DARA FITZPATRICK Station Promethium
Dara Fitzpatrick (1971/1972 – 14 March 2017) was the Irish Coast Guard’s most senior helicopter search and rescue pilot. As a Captain, she piloted the Dublin-based Rescue 116 helicopter. She was killed in the 2017 Irish Coast Guard Rescue 116 crash in March 2017.
Fitzpatrick had originally wanted to join Aer Lingus, but didn’t get accepted. The Irish Air Corps was hiring pilots, so she began taking helicopter lessons. She was one of the first women to pilot an aircraft for the Irish Marine Emergency Service, the precursor to the Coast Guard. She was initially stationed with the Shannon-based search and rescue team, before transferring to Waterford in 2002 where she became chief pilot of the Rescue 117 helicopter, a Sikorsky S-61N. She later joined the Dublin Coast Guard crew and was pilot in charge of Rescue 116, a Sikorsky S-92A.
In 2010, Fitzpatrick and her crew received the “Best of Irish Award” for rescuing an airplane pilot who had crashed into the Irish Sea. In August 2013, Fitzpatrick and her colleague, Captain Carmel Kirby, made Irish aviation history when they crewed the first all-female mission in the Irish Coast Guard helicopter service.
Fitzpatrick died after her search and rescue team’s helicopter, Rescue 116, crashed into the Atlantic Ocean while providing top cover for the Sligo-based search and rescue helicopter, Rescue 118, during a rescue mission off the west coast of County Mayo, Ireland.

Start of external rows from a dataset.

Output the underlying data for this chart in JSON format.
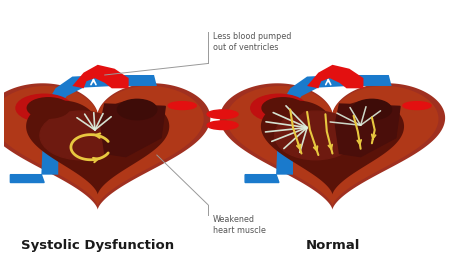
{
  "background_color": "#ffffff",
  "fig_width": 4.74,
  "fig_height": 2.63,
  "dpi": 100,
  "title_left": "Systolic Dysfunction",
  "title_right": "Normal",
  "title_fontsize": 9.5,
  "title_color": "#1a1a1a",
  "annotation1": "Less blood pumped\nout of ventricles",
  "annotation2": "Weakened\nheart muscle",
  "annotation_fontsize": 5.8,
  "annotation_color": "#555555",
  "red_bright": "#e31010",
  "red_mid": "#c01010",
  "red_dark": "#8b1a1a",
  "brown_outer": "#8b2a10",
  "brown_mid": "#7a1f0e",
  "brown_dark": "#4a0f0a",
  "brown_inner": "#3a0a08",
  "blue_bright": "#1a7acc",
  "blue_mid": "#1060aa",
  "gold": "#e8c840",
  "gold2": "#f0d050",
  "white_str": "#dde8dd",
  "gray_line": "#999999"
}
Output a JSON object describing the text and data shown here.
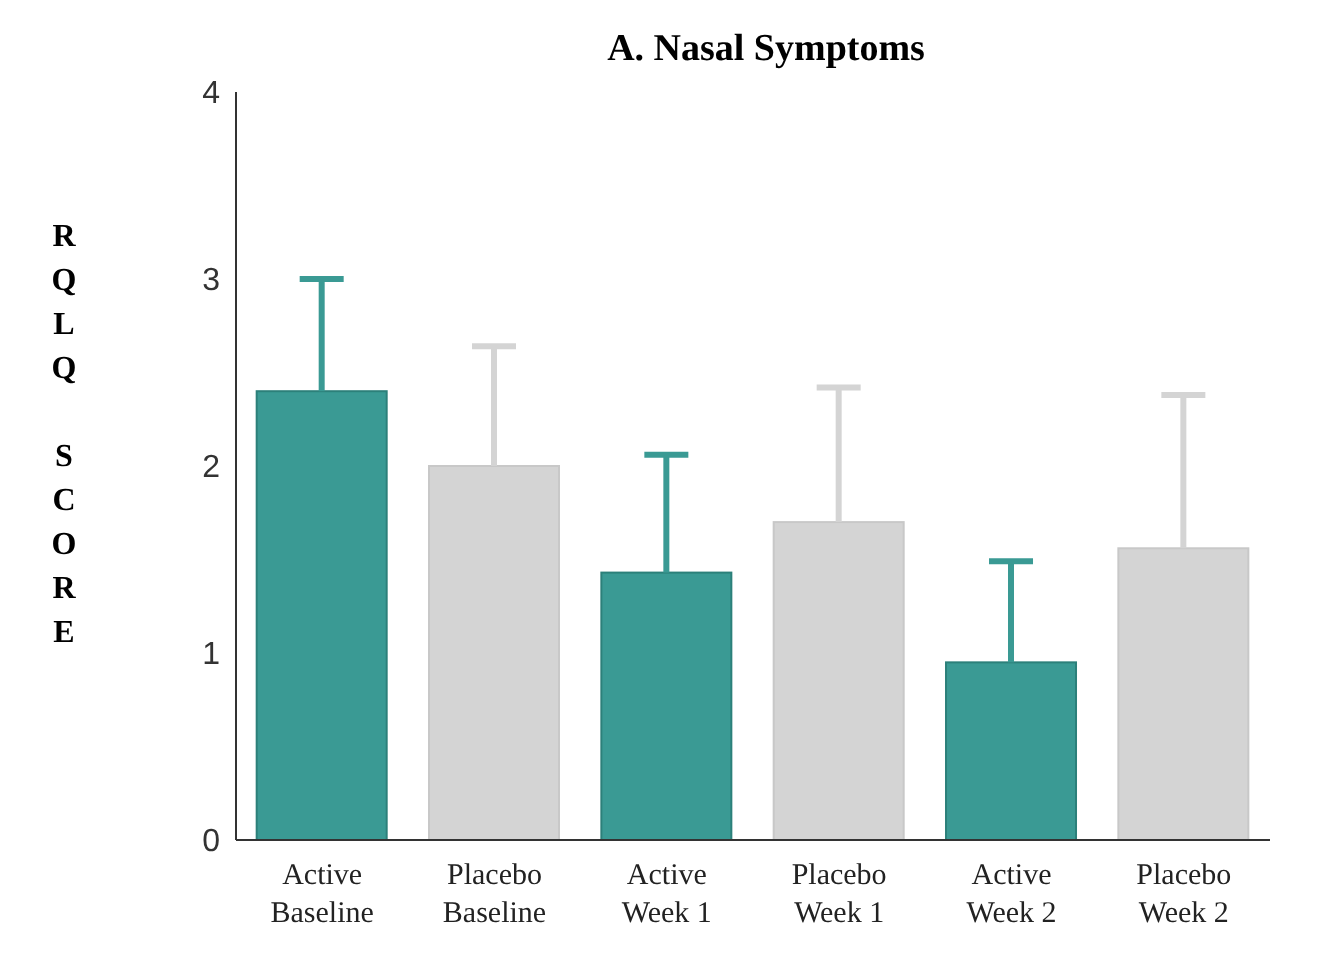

Maria Andrew Station Sarcee
Maria Mestre de los Dolores Andreu (April 25, 1801 – after 1860) became the first Hispanic-American woman to serve in the U.S. Coast Guard and the first to command a federal shore installation in 1859. Andreu took over as the lighthouse keeper at the St. Augustine Lighthouse in Florida after the death of her husband, Juan, the previous lighthouse keeper. She served as the lighthouse keeper until 1862, when the light was extinguished so that it would not help the Union Army during the Civil War
Maria served as keeper at a salary of $400 a year until 1861, when the light was ordered darkened by the then Confederate States Secretary of the Navy, Stephen Mallory, and George C. Gibbs. She is believed to have left St. Augustine and moved to Georgia, where she spent the rest of her life in obscurity.